Resûl-i Ekrem Efendimiz’in (sallallâhu aleyhi ve sellem) pek çok meşgaleleri olurdu; cemaate namaz kıldırır, vaaz u nasihat eder, zevcelerinin hukukunu gözetir, çocuk terbiyesi üzerinde durur, heyetleri kabul eder, yerinde savaşa gider ve insanların arasını bulur... hâsılı, bir insanın altından rahatlıkla kalkamayacağı işlerin hepsini yapmaya çalışırdı.

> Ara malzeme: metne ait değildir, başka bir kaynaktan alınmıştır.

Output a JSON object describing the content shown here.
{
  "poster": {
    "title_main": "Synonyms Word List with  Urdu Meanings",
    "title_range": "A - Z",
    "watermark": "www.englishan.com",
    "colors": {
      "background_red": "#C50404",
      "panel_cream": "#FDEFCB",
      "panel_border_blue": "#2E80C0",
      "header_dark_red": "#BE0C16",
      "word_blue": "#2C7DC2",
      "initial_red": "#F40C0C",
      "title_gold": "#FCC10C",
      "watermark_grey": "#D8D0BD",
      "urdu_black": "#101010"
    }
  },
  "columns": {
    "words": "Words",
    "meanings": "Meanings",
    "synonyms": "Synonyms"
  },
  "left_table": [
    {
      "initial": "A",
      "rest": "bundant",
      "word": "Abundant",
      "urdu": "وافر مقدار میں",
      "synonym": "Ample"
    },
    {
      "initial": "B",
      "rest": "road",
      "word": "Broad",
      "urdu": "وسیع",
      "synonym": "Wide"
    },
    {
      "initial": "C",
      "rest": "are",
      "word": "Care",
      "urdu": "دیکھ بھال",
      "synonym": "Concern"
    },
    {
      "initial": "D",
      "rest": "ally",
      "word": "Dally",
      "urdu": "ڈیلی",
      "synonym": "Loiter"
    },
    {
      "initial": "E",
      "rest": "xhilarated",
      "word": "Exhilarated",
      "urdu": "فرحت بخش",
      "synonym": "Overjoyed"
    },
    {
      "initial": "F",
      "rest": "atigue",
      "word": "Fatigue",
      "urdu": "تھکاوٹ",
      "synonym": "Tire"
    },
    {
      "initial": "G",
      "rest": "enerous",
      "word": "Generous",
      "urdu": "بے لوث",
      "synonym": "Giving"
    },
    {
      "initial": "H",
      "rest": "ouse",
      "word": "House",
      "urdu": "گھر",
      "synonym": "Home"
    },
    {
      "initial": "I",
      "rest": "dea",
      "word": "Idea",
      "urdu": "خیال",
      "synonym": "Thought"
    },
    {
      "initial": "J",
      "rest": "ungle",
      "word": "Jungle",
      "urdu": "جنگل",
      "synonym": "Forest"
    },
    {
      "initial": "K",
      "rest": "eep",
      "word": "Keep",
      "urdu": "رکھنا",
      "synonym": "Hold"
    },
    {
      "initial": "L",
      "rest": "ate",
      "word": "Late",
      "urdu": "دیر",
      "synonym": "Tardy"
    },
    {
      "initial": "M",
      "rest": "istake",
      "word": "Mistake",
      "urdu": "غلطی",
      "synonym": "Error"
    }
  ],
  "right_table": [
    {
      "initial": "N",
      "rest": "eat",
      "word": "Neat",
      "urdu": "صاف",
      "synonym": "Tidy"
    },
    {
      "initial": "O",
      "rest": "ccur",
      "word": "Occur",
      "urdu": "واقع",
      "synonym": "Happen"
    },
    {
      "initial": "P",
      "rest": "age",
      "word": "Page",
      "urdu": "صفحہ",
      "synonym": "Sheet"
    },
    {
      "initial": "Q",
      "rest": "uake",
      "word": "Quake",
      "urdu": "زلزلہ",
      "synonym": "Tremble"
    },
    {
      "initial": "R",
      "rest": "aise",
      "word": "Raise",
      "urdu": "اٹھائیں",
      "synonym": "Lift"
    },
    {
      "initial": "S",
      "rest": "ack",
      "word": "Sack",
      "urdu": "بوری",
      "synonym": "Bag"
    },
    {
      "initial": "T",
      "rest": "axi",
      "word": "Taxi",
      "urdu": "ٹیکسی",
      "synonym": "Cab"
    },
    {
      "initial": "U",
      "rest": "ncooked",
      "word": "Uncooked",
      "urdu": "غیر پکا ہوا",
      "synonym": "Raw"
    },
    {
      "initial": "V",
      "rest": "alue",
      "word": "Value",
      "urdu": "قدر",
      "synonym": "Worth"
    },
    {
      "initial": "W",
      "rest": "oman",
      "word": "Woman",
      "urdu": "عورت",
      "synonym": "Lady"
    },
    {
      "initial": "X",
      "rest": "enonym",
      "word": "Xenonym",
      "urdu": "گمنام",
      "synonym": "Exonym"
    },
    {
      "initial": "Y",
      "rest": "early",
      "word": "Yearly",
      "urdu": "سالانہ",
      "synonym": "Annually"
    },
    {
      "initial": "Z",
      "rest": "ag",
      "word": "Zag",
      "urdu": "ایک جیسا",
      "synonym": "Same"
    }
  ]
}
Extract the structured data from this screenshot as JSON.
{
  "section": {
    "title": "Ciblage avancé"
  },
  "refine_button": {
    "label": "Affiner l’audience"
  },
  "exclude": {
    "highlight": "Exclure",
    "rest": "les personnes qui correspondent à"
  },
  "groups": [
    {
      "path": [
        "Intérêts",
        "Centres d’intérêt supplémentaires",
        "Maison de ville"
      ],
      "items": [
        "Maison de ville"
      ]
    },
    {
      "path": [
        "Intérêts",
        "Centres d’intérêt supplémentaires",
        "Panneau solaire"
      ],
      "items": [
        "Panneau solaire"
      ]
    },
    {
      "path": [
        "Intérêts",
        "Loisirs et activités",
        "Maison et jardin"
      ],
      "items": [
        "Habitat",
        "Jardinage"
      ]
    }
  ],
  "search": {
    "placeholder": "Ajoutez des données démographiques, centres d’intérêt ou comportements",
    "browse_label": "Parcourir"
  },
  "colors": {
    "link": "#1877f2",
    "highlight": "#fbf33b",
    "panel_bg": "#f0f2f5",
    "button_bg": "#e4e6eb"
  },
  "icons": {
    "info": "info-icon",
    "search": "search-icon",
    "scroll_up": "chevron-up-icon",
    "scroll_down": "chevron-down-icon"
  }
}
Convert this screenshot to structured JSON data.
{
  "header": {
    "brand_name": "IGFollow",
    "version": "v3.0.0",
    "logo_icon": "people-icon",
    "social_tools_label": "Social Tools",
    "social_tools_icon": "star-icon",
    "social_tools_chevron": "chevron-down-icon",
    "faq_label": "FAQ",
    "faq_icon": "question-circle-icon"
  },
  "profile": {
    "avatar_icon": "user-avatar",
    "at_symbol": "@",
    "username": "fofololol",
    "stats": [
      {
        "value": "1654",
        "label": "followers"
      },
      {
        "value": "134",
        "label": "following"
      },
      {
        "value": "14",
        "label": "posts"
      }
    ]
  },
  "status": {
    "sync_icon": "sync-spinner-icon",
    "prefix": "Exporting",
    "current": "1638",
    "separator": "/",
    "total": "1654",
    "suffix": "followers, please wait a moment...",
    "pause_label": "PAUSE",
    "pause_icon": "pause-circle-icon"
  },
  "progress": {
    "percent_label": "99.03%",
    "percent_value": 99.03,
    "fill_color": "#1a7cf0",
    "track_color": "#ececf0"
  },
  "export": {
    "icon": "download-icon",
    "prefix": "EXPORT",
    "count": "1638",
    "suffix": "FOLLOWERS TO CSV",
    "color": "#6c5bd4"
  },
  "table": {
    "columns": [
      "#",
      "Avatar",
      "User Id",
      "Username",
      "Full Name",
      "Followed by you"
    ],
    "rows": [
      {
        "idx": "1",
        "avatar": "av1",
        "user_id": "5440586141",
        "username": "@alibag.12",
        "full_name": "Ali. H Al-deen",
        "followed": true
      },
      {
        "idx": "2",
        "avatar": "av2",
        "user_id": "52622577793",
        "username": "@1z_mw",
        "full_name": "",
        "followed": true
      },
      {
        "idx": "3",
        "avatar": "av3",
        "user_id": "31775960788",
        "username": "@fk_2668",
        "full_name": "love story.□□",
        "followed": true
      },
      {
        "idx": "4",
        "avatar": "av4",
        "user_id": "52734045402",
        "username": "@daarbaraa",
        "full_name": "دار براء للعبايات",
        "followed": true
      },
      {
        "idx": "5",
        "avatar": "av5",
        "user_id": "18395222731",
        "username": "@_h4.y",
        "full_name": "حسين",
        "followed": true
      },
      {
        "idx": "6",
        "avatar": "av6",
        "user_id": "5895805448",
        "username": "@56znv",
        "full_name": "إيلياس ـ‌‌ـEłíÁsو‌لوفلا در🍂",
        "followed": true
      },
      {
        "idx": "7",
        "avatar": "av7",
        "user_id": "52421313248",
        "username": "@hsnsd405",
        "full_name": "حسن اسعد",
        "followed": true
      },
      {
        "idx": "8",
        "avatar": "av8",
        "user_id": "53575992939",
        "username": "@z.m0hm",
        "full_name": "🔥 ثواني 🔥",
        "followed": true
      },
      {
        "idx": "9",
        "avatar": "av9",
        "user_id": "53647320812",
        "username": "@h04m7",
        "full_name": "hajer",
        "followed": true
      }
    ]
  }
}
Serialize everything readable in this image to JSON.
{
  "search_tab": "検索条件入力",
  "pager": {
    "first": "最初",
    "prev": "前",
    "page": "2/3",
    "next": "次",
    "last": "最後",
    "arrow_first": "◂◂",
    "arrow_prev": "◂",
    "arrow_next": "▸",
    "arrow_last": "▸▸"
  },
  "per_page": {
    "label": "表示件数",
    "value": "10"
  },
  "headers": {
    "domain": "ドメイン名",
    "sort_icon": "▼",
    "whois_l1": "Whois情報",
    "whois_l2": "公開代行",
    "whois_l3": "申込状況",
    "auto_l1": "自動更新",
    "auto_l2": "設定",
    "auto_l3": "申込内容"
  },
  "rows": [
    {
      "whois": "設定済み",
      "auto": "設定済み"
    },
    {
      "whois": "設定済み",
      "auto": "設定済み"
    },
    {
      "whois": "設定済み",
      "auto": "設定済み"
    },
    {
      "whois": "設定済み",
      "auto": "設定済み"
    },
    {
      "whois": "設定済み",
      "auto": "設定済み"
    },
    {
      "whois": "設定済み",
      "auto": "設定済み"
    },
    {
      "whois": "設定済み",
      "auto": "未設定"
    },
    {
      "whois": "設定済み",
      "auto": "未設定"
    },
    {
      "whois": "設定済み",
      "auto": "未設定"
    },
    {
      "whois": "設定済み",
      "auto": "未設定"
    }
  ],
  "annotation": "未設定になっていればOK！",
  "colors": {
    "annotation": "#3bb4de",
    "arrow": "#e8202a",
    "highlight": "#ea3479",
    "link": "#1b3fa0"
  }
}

Bir gün Efendimiz (sallallâhu aleyhi ve sellem), belki de bir heyetle görüşmesinin uzaması üzerine yatsı namazını ciddi şekilde geciktirmişti ve insanlar da uyuklamaya başlamıştı. Nihayet Hazreti Ömer dayanamayıp, “Namaz, namaz! Kadınlar ve çocuklar uyuklamaya başladılar!” diye sesini yükseltmişti. Derken Efendimiz de yaptığı işi bitirip gelmişti. Muhtemelen Hazreti Ömer (radıyallâhu anh) bu davranışıyla uyumamaları için insanları ikaz ediyordu. Peygamberimiz gelince, onlara şöyle ferman etti: “Şu anda yeryüzünde sizin gibi bu namazı bekleyen hiçbir topluluk yoktur.”[3] Tabi o gün bütün Müslümanlar Medine-i Münevvere’de olduğu için hakikaten yeryüzünde namazı bekleyen başka cemaat olamazdı. Ayrıca Medine’nin etrafında öyle bir cemaat de yoktu. Çünkü herkes yatsı namazını kılmış, yatmıştı.
Biz de bu şekilde camide başlattığımız sorulara cevap verme işini, insanların işlerinin az olduğu yatsıdan sonra yapıyoruz. Bunun için geçirilen zamanı, din ve diyanetin etrafında koparılmak istenen fırtınalardan doğan bir kısım şüphe ve tereddütleri izale etme maksadıyla olduğu müddetçe, Resûl-i Ekrem’in (sallallâhu aleyhi ve sellem) hadislerine dayanarak söyleyebiliriz ki, inşâallah, Cenab-ı Hak ibadet defterimize kaydeder.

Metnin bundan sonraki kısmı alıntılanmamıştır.